The set gathers a wide range of unreleased material from the Let It Be sessions, including alternate versions of “Gary’s Got A Boner” and “Favorite Thing,” as well as previously unreleased outtakes “Who’s Gonna Take Us Alive” and “Street Girl.” The alternate version of “Androgynous” out today features a different vocal take and the full piano intro, restored for the first time. All five bonus tracks from 2008’s Let It Be (Expanded Edition) are included here, newly remastered for this set.
The collection also includes Goodnight! Go Home!, an unreleased 28-song performance recorded in August 1984 at the Cubby Bear in Chicago. Sourced from an audience tape and newly remastered, it finds the Minneapolis quartet charging through material from the not-yet-released album (“I Will Dare” and “Unsatisfied”), early favorites (“Color Me Impressed” and “Takin’ A Ride”), and characteristically offbeat covers “Help Me Rhonda/Little G.T.O.” (originally done by The Beach Boys/Ronny & The Daytonas) and “Can’t Get Enough” (Bad Company).

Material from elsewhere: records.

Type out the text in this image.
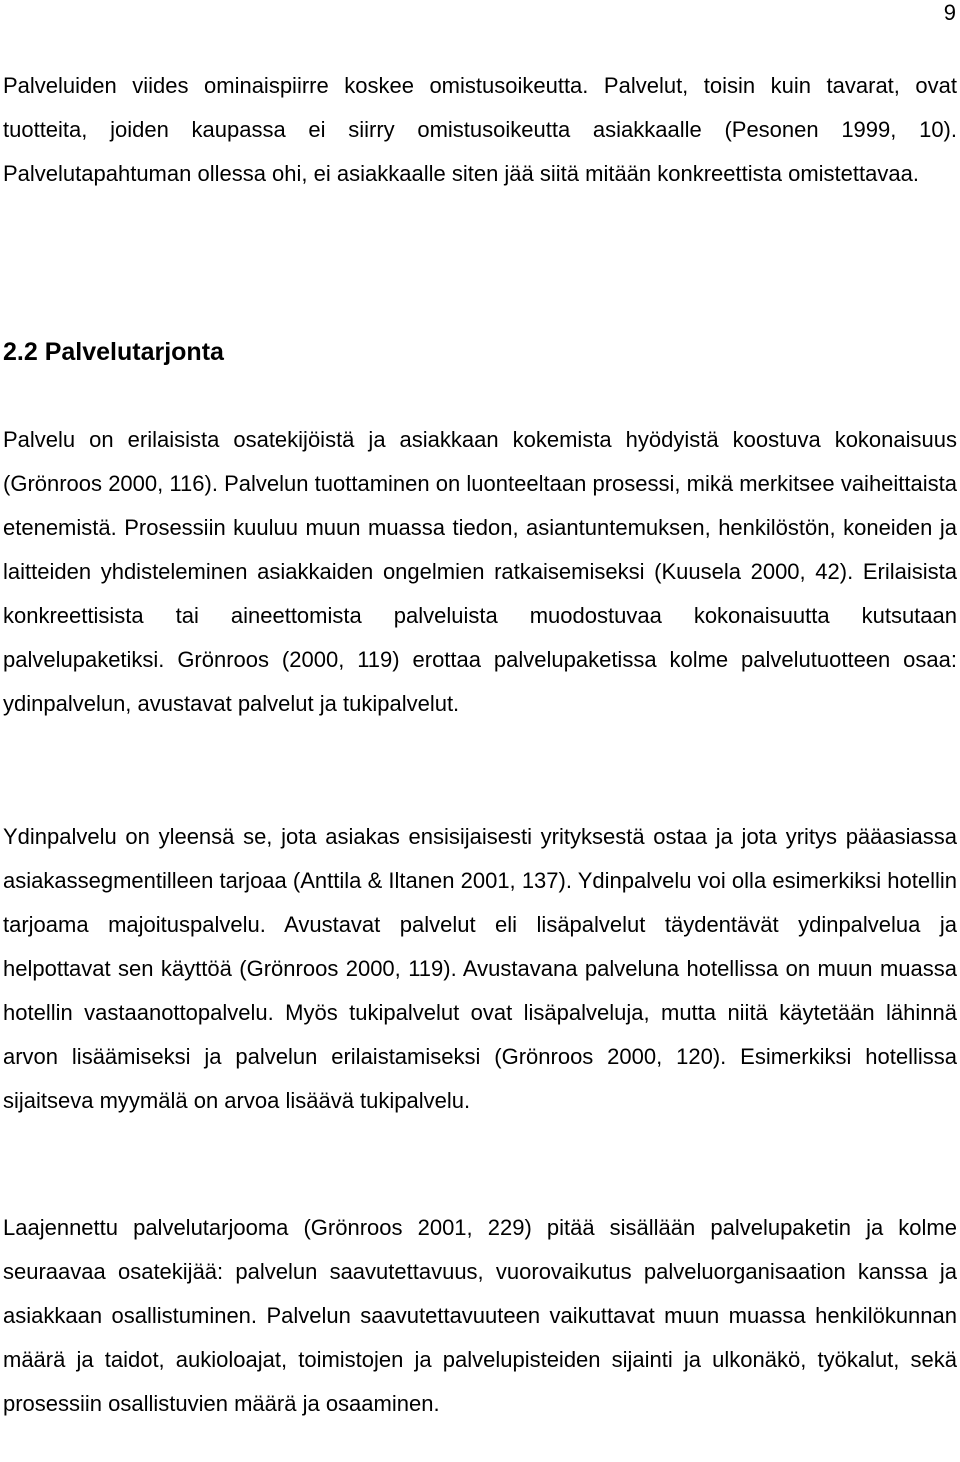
9

Palveluiden viides ominaispiirre koskee omistusoikeutta. Palvelut, toisin kuin tavarat, ovat tuotteita, joiden kaupassa ei siirry omistusoikeutta asiakkaalle (Pesonen 1999, 10). Palvelutapahtuman ollessa ohi, ei asiakkaalle siten jää siitä mitään konkreettista omistettavaa.

2.2 Palvelutarjonta

Palvelu on erilaisista osatekijöistä ja asiakkaan kokemista hyödyistä koostuva kokonaisuus (Grönroos 2000, 116). Palvelun tuottaminen on luonteeltaan prosessi, mikä merkitsee vaiheittaista etenemistä. Prosessiin kuuluu muun muassa tiedon, asiantuntemuksen, henkilöstön, koneiden ja laitteiden yhdisteleminen asiakkaiden ongelmien ratkaisemiseksi (Kuusela 2000, 42). Erilaisista konkreettisista tai aineettomista palveluista muodostuvaa kokonaisuutta kutsutaan palvelupaketiksi. Grönroos (2000, 119) erottaa palvelupaketissa kolme palvelutuotteen osaa: ydinpalvelun, avustavat palvelut ja tukipalvelut.

Ydinpalvelu on yleensä se, jota asiakas ensisijaisesti yrityksestä ostaa ja jota yritys pääasiassa asiakassegmentilleen tarjoaa (Anttila & Iltanen 2001, 137). Ydinpalvelu voi olla esimerkiksi hotellin tarjoama majoituspalvelu. Avustavat palvelut eli lisäpalvelut täydentävät ydinpalvelua ja helpottavat sen käyttöä (Grönroos 2000, 119). Avustavana palveluna hotellissa on muun muassa hotellin vastaanottopalvelu. Myös tukipalvelut ovat lisäpalveluja, mutta niitä käytetään lähinnä arvon lisäämiseksi ja palvelun erilaistamiseksi (Grönroos 2000, 120). Esimerkiksi hotellissa sijaitseva myymälä on arvoa lisäävä tukipalvelu.

Laajennettu palvelutarjooma (Grönroos 2001, 229) pitää sisällään palvelupaketin ja kolme seuraavaa osatekijää: palvelun saavutettavuus, vuorovaikutus palveluorganisaation kanssa ja asiakkaan osallistuminen. Palvelun saavutettavuuteen vaikuttavat muun muassa henkilökunnan määrä ja taidot, aukioloajat, toimistojen ja palvelupisteiden sijainti ja ulkonäkö, työkalut, sekä prosessiin osallistuvien määrä ja osaaminen.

By the time Let It Be was recorded, The Replacements had nearly outgrown their rough-edged hardcore beginnings. In their place were songs about longing, identity, and the uneasy shift from youth to adulthood. Tracks like “Unsatisfied” and “Answering Machine” embody that evolution, while “Seen Your Video” preserved their instinct for irreverence. The response was immediate, earning a rare A+ from Robert Christgau in The Village Voice and four stars from Rolling Stone. Its critical reputation only snowballed from there, eventually landing it on countless lists of the greatest albums ever made.
As a music journalist and singer and songwriter from the critically acclaimed DC-based pub-rock band the Paranoid Style, Elizabeth Nelson writes in the liner notes, “In form and function, The Replacements were the ultimate rebuke to masculine punk, and Let It Be, at its core, is a record for girls.” It’s also a record for the terminally shy, and for anyone who ever felt like a freak in their own skin. It is, in short, the blueprint for what so many of us wanted and needed rock and roll to be: a refuge, a provocation, and in the end, a way out.